[Article 4041]Exploring Cosmic Clouds of Light

Carina’s Starry Nebulous Beauty

The hot Wolf-Rayet star WR 22, part of the Carina Nebula's population of hot, massive stars. MPG/ESO La Silla.

Astronomers have their favorite places to study in the cosmos — places they return to again and again.  They do this not just because the places look pretty or are easy to spot.  Some places in the cosmos just command our attention because they have SO much going on and can teach us a great deal about processes like starbirth and star death.

Such is the case with the Carina Nebula. It lies a few thousand light-years from Earth and contains regions of starbirth, one very eye-catching example of incipient star death, and a lot of gorgeous clouds of gas and dust that are stellar nurseries.  Astronomers used the European Southern Observatory’s Wide-Field Imager to zero in on a very bright, very unusual star called WR 22.  It’s a Wolf-Rayet star, a rare and very massive (some 70 times the mass of the Sun) object that is shedding its atmosphere into surrounding space — contributing to the rich collection of recyclable star materials in the Carina Nebula.
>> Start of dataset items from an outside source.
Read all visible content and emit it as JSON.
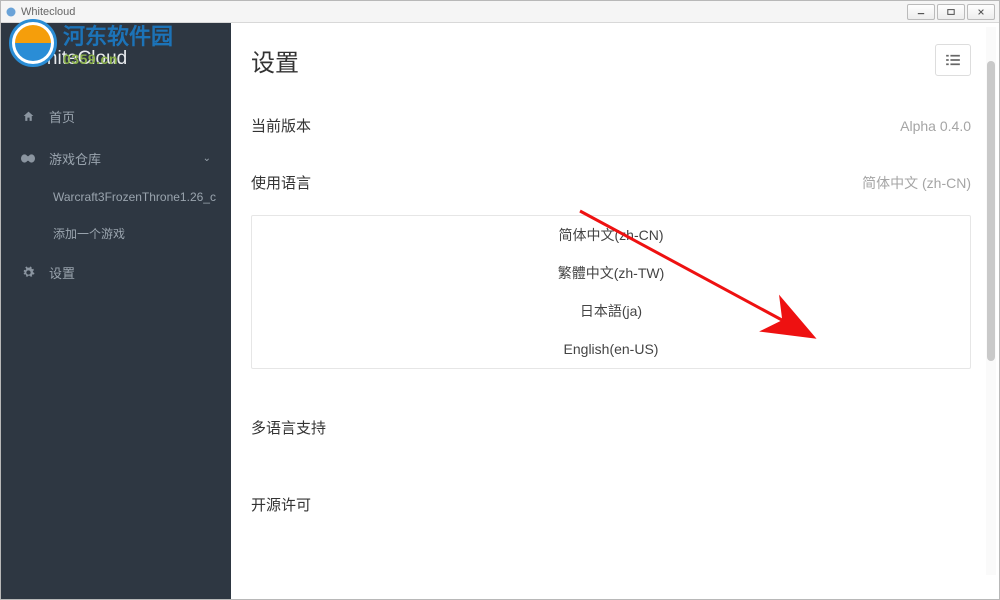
{
  "titlebar": {
    "title": "Whitecloud"
  },
  "watermark": {
    "cn": "河东软件园",
    "url": "0359.cn"
  },
  "sidebar": {
    "brand": "WhiteCloud",
    "home": "首页",
    "library": "游戏仓库",
    "sub_game": "Warcraft3FrozenThrone1.26_c",
    "sub_add": "添加一个游戏",
    "settings": "设置"
  },
  "main": {
    "title": "设置",
    "version_label": "当前版本",
    "version_value": "Alpha 0.4.0",
    "lang_label": "使用语言",
    "lang_value": "简体中文 (zh-CN)",
    "multilang_label": "多语言支持",
    "license_label": "开源许可",
    "languages": {
      "0": "简体中文(zh-CN)",
      "1": "繁體中文(zh-TW)",
      "2": "日本語(ja)",
      "3": "English(en-US)"
    }
  }
}
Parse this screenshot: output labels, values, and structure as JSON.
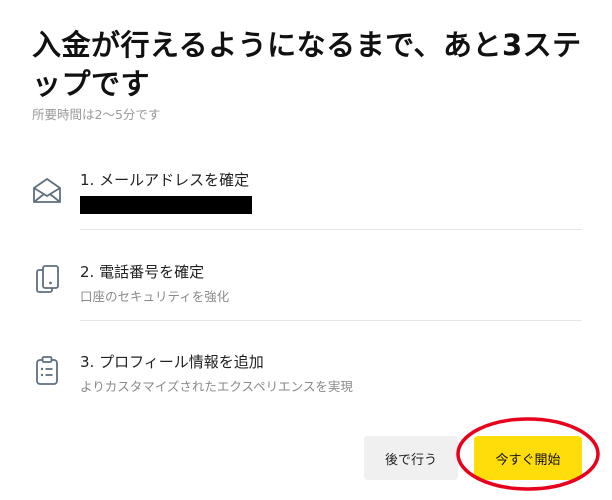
{
  "dialog": {
    "title": "入金が行えるようになるまで、あと3ステップです",
    "subtitle": "所要時間は2〜5分です"
  },
  "steps": [
    {
      "icon": "envelope-icon",
      "label": "1. メールアドレスを確定",
      "description": ""
    },
    {
      "icon": "phone-check-icon",
      "label": "2. 電話番号を確定",
      "description": "口座のセキュリティを強化"
    },
    {
      "icon": "clipboard-icon",
      "label": "3. プロフィール情報を追加",
      "description": "よりカスタマイズされたエクスペリエンスを実現"
    }
  ],
  "buttons": {
    "later_label": "後で行う",
    "start_label": "今すぐ開始"
  },
  "colors": {
    "accent": "#ffdd0a",
    "highlight_ring": "#e8001c",
    "icon": "#5f6f7f",
    "secondary_button": "#f0f0f0"
  }
}
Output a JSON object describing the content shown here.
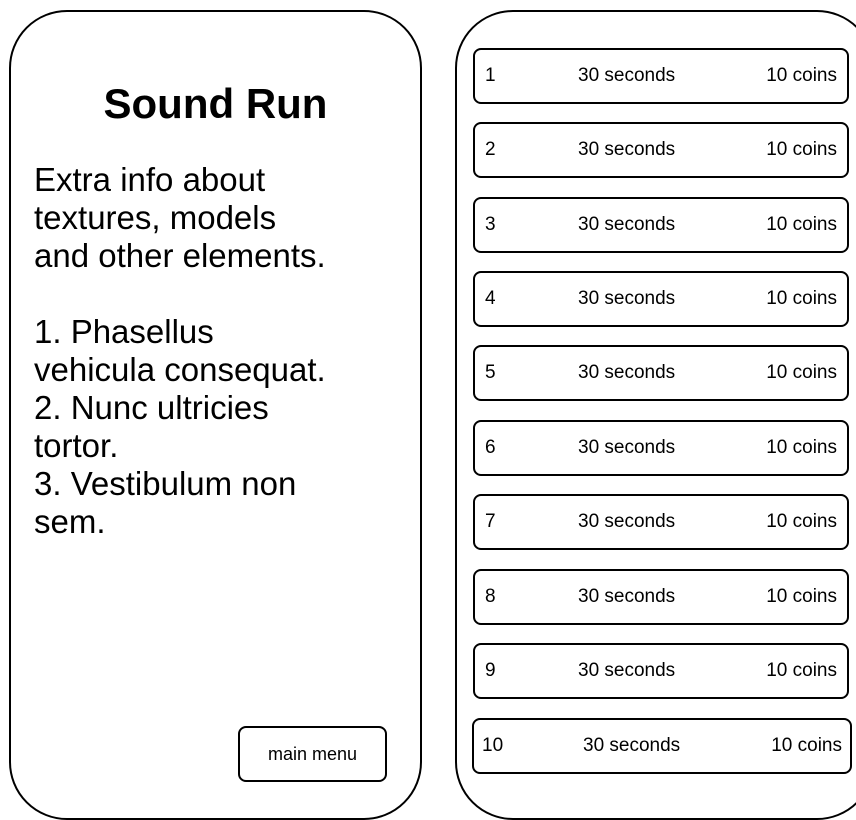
{
  "info_panel": {
    "title": "Sound Run",
    "description": "Extra info about\ntextures, models\nand other elements.\n\n1. Phasellus\nvehicula consequat.\n2. Nunc ultricies\ntortor.\n3. Vestibulum non\nsem.",
    "main_menu_label": "main menu"
  },
  "levels": [
    {
      "number": "1",
      "time": "30 seconds",
      "reward": "10 coins"
    },
    {
      "number": "2",
      "time": "30 seconds",
      "reward": "10 coins"
    },
    {
      "number": "3",
      "time": "30 seconds",
      "reward": "10 coins"
    },
    {
      "number": "4",
      "time": "30 seconds",
      "reward": "10 coins"
    },
    {
      "number": "5",
      "time": "30 seconds",
      "reward": "10 coins"
    },
    {
      "number": "6",
      "time": "30 seconds",
      "reward": "10 coins"
    },
    {
      "number": "7",
      "time": "30 seconds",
      "reward": "10 coins"
    },
    {
      "number": "8",
      "time": "30 seconds",
      "reward": "10 coins"
    },
    {
      "number": "9",
      "time": "30 seconds",
      "reward": "10 coins"
    },
    {
      "number": "10",
      "time": "30 seconds",
      "reward": "10 coins"
    }
  ]
}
WR 22 is actually one member of a double star stystem.

WR 22 fronts a backdrop of glowing hydrogen and other gases. Heat and intense ultraviolet radiation from stars such as this one causes those clouds to light up. If the radiation is intense enough, it can eat away at the clouds.   This leaves less material to create new stars, resulting in a sort of cosmic cannibalism by the massive stars already in existence.  In the not-too-distant future, WR 22 will probably evolve to become what’s called a luminous blue variable star, and then spend much of its remaining time going through different phases of hydrogen and helium burning before dying as a Type Ic supernova.  Their future is a pretty standard one for stars of their mass and type.  But, since there are only a few hundred known Wolf-Rayet stars such as WR 22, they are objects that astronomers watch as much as possible, returning to them often to chart their progress down their evolutionary sequences.  For the rest of us, we get to peer over the shoulders of astronomers who study these babies — and we get to marvel at the gorgeous scenes in which these stars appear.